More than 800 people have been charged thus far as a result of actions in the Jan. 6 riot, for offences ranging from low-level misdemeanours to serious felonies. It’s the largest prosecution in the history of the U.S. Department of Justice.
If that many participants can be charged, what then of Mr. Trump, who might well be called the ringleader of the whole affair – the pivot man? How can he go scot-free?
Federal agents have recently served search warrants and subpoenas that show an investigation moving closer to Mr. Trump’s inner sanctum. But Attorney General Merrick Garland is regarded as a cautious man who won’t take the monumental step of charging a former president unless he is dead certain he has the goods.
In terms of political consequences, the belief prior to the testimony of Ms. Hutchinson, a staunch Republican, was that the hearings would not have much effect. Minds were already made up. Trump Republicans were sealed off in their cocoons, oblivious to the goings-on of the Jan. 6 committee.
A great many were convinced the election was indeed stolen, that the big lie was no lie.
An ABC News/Ipsos poll released on June 19 showed that 58 per cent of Americans were of the view that Mr. Trump should be charged, but only 19 per cent of this group were Republicans.

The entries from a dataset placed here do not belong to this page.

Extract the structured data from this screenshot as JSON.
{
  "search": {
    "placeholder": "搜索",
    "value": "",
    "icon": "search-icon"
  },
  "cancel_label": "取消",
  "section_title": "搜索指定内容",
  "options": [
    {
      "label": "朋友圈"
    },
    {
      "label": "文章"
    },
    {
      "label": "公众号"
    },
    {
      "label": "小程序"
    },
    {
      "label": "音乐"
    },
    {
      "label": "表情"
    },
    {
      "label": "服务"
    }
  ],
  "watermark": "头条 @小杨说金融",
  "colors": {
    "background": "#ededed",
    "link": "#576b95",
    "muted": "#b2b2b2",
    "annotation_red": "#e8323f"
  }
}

That number, if there is any sanity left in the country, should now go up appreciably. Here, as an indication, is how the very conservative Washington Examiner newspaper concluded an editorial Wednesday: “Former White House aide Cassidy Hutchinson’s Tuesday testimony ought to ring the death knell for former President Donald Trump’s political career. Trump is unfit to be anywhere near power ever again.”
But to help ensure that happens, the testimony of the remarkably courageous Ms. Hutchinson must be corroborated.
The Jan. 6 committee is far from finished. Someone senior in the White House need now come forward. Someone like Mr. Cipollone, whose position was equivalent to that of Nixon lawyer John Dean during the Watergate scandal, must shed his cowardice.
Then the deed may well be done. Then the memorable words of Gerald Ford, on taking over from Richard Nixon, may well be uttered again: “My fellow Americans, our long national nightmare is over.”